Diabetes Remission Occurs in About 1-in-20, Scottish Study Finds

An analysis of data from more than 160k adults with type 2 diabetes in Scotland provides insight into the incidence of diabetes remission and factors associated with increased likelihood of achieving remission.

An analysis of more than 160,000 patients aged 30 years or older with type 2 diabetes is providing insight into contemporary trends in diabetes remission and factors associated with increased likelihood of achieving diabetes remission.

Results of the study, which suggest around 1-in-20 patients with diabetes were able to achieve remission, provide valuable insight to clinicians and providers as the obesity and diabetes epidemics continue to grow across the world.

“We have been able to show, for the first time, that 1 in 20 people in Scotland with type 2 diabetes achieve remission. This is higher than expected and indicates a need for updated guidelines to support clinicians in recognizing and supporting these individuals,” said lead investigator Mireille Captieux, MBChB, of the University of Edinburgh, in a statement.

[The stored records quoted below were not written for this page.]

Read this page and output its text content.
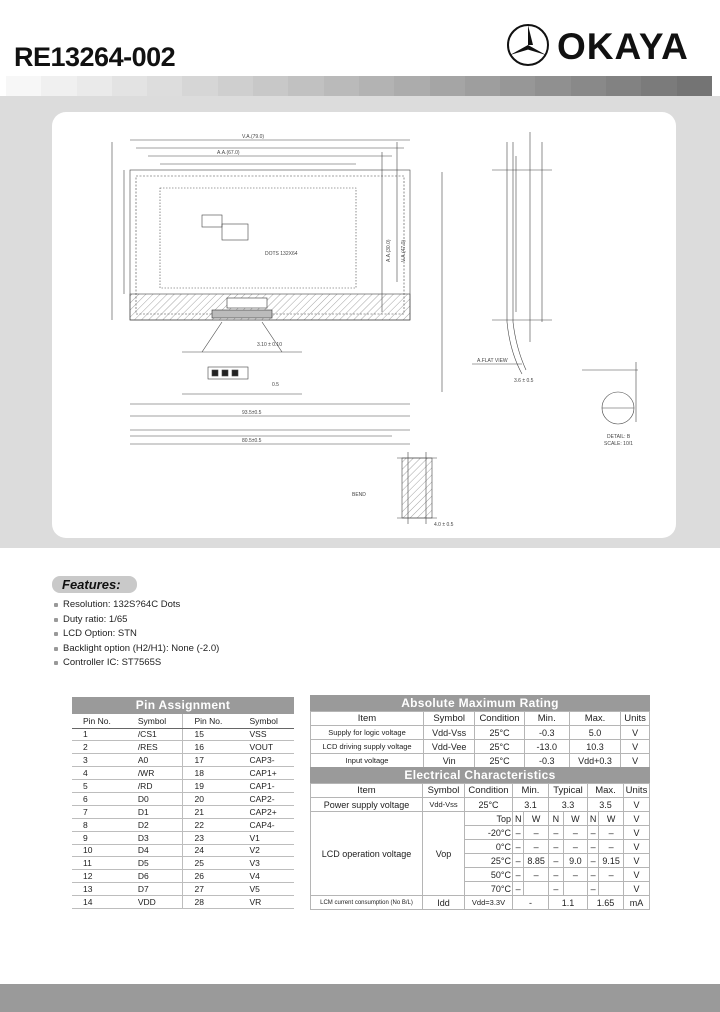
RE13264-002	OKAYA
V.A.(79.0)
A.A.(67.0)
DOTS 132X64
93.5±0.5
80.5±0.5
DETAIL: B
SCALE: 10/1
BEND
4.0 ± 0.5
0.5
3.10 ± 0.10
A.FLAT VIEW
3.6 ± 0.5
A.A.(30.0) V.A.(47.0)
Features:
Resolution: 132S?64C Dots
Duty ratio: 1/65
LCD Option: STN
Backlight option (H2/H1): None (-2.0)
Controller IC: ST7565S
Pin Assignment
Pin No.	Symbol	Pin No.	Symbol
1	/CS1	15	VSS
2	/RES	16	VOUT
3	A0	17	CAP3-
4	/WR	18	CAP1+
5	/RD	19	CAP1-
6	D0	20	CAP2-
7	D1	21	CAP2+
8	D2	22	CAP4-
9	D3	23	V1
10	D4	24	V2
11	D5	25	V3
12	D6	26	V4
13	D7	27	V5
14	VDD	28	VR
Absolute Maximum Rating
Item	Symbol	Condition	Min.	Max.	Units
Supply for logic voltage	Vdd-Vss	25°C	-0.3	5.0	V
LCD driving supply voltage	Vdd-Vee	25°C	-13.0	10.3	V
Input voltage	Vin	25°C	-0.3	Vdd+0.3	V
Electrical Characteristics
Item	Symbol	Condition	Min.		Typical		Max.		Units
Power supply voltage	Vdd-Vss	25°C	3.1		3.3		3.5		V
LCD operation voltage	Vop	Top	N	W	N	W	N	W	V
		-20°C	–	–	–	–	–	–	V
		0°C	–	–	–	–	–	–	V
		25°C	–	8.85	–	9.0	–	9.15	V
		50°C	–	–	–	–	–	–	V
		70°C	–		–		–		V
LCM current consumption (No B/L)	Idd	Vdd=3.3V	-		1.1		1.65		mA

As the prevalence of diabetes continues to grow, developing a greater understanding of factors associated with increased likelihood of remission and contemporary trends in the prevalence of remission stands to have a substantial impact on the lives of patients and health systems as a whole. With this in mind, Captieux and colleagues from the University of Edinburgh designed a cross-sectional study with the aim of estimating prevalence of remission among adults aged 30 years and older from within the Scottish Care Information-Diabetes (SCI-Diabetes) registry, which is a population-level registry with National Health System primary and secondary care data.

To limit the impact of changing diagnosis criteria, investigators only included patients with an HbA1c recording at or above 6.5% or 48 mmol/mol at some point from initial diagnosis to 2019. Ultimately, 162,316 patients were identified and met inclusion criteria for the primary analysis. The primary outcome of interest for the study was the remission of type 2 diabetes, which was assessed between January 1, 2019, and December 31, 2019. The criteria for remission of diabetes was an HbA1c below 6.5% to 48 mmol/mol in the absence of glucose-lowering therapy (GLT) for a continuous duration of 1 year or more from the time of diagnosis to the date of the last recorded HbA1c in 2019.

Investigators noted 56% of the 162,316-patient cohort were 65 years of age or older, 64% had diabetes for 6 years or longer, and the median BMI at diagnosis was 32.3 kg/m2. Investigators also pointed out 74% of the cohort was white and 19% of the cohort had missing ethnicity data.

Upon analysis, investigators identified 7710 (4.8%) patients meeting criteria for diabetes remission.Further analysis suggested multiple factors, including older age (OR, 1.48 [95% CI, 1.34-1.62]; P <.001), HbA1c below 48 mmol/mol at diagnosis (OR, 1.31 [95% CI, 1.24-1.39]; P <.001), no previous history of GLT (OR, 14.6 [95% CI, 13.7-15.5]; P <.001), weight loss from diagnosis to 2019 (OR, 4.45 [95% CI, 3.89-5.10]; P <.001), and previous bariatric surgery (OR, 11.9 [95% CI, 9.41-15.1]; P <.001).

Of note, the reduction in odds based on age was observed when comparing those aged 75s or older to the 45-54 years group, the reduction based on HbA1c was compared to those with an HbA1c of 48-52 mmol/mol at diagnosis, and the reduction based on weight loss was comparing those with a weight loss of 15 kg or more compared to those with a weight loss of 0-4.9 kg.

“Our findings provide a useful basis for the evaluation of the multifactorial approaches to both remission and prevention of diabetes that are currently being introduced and also highlight the need for guidelines to support definition of remission, management, and follow-up of people that achieve remission,” wrote investigators in their conclusion.

This study, “Epidemiology of type 2 diabetes remission in Scotland in 2019: A cross-sectional population-based study,” was published in PLOS Medicine.